In order to improve the reliability of BMIs, recent noteworthy studies have suggested that electric brain stimulation, namely, transcranial direct current stimulation (tDCS), can enhance Hebbian learning of an abstract skill, such as controlling a neuroprosthetic device. In this regard, Soekadar et al. [
46] reported that learning to control over sensorimotor rhythms (SMR, 8–15 Hz) was superior in the group that received 20 min of anodal tDCS over the primary motor cortex (M1). The newly acquired skill in the anodal tDCS group remained superior even one month later. Their results indicate that the application of tDCS can modulate the processes of learning to control brain oscillatory activity for a long time period, and such paradigms will contribute to improving the reliability and stability of BMIs.

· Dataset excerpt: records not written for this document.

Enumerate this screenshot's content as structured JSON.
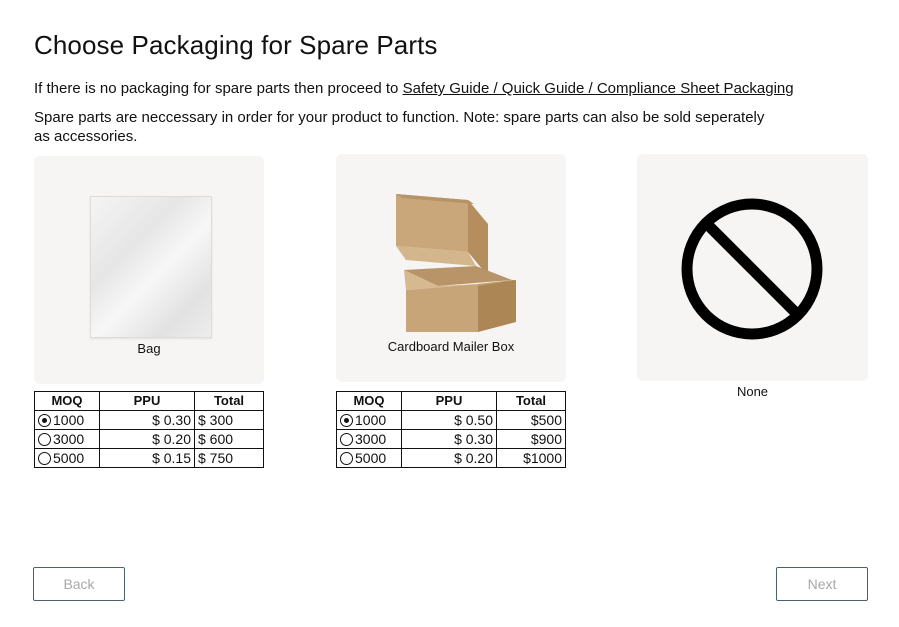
{
  "page": {
    "title": "Choose Packaging for Spare Parts",
    "intro_prefix": "If there is no packaging for spare parts then proceed to",
    "intro_link": "Safety Guide / Quick Guide / Compliance Sheet Packaging",
    "description": "Spare parts are neccessary in order for your product to function. Note: spare parts can also be sold seperately as accessories."
  },
  "options": [
    {
      "label": "Bag",
      "icon": "plastic-bag-image",
      "table": {
        "headers": [
          "MOQ",
          "PPU",
          "Total"
        ],
        "rows": [
          {
            "moq": "1000",
            "ppu": "$ 0.30",
            "total": "$ 300",
            "selected": true
          },
          {
            "moq": "3000",
            "ppu": "$ 0.20",
            "total": "$ 600",
            "selected": false
          },
          {
            "moq": "5000",
            "ppu": "$ 0.15",
            "total": "$ 750",
            "selected": false
          }
        ]
      }
    },
    {
      "label": "Cardboard Mailer Box",
      "icon": "cardboard-box-image",
      "table": {
        "headers": [
          "MOQ",
          "PPU",
          "Total"
        ],
        "rows": [
          {
            "moq": "1000",
            "ppu": "$ 0.50",
            "total": "$500",
            "selected": true
          },
          {
            "moq": "3000",
            "ppu": "$ 0.30",
            "total": "$900",
            "selected": false
          },
          {
            "moq": "5000",
            "ppu": "$ 0.20",
            "total": "$1000",
            "selected": false
          }
        ]
      }
    },
    {
      "label": "None",
      "icon": "prohibited-icon"
    }
  ],
  "nav": {
    "back_label": "Back",
    "next_label": "Next"
  }
}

Another problem originated from the fact mentioned in the Chapter 2, that is, the failure of replicating operant conditioning in the curarized rat [
30]. As Birbaumer et al. [
28] stated, recent studies of invasive BMIs in animals and humans steer mainly toward the restoration of their motor functions to partially overcome handicaps, and less toward dealing with problems due to complete locked-in state (CLIS). The mechanistic and theoretical reasons for failure or difficulty in BMIs in CLIS should be investigated. For instance, Birbaumer et al. [
47] hypothesized that “loss of the contingency between a voluntary response and its feedback” or “loss of subsequent reward” in individuals who are completely paralyzed would prevent learning even if afferent input and cognitive processing (attention, memory, and imagery) remained intact. Similarly, the reasons for the failure of neural operant conditioning (neurofeedback) in the curarized rat should be experimentally and theoretically investigated.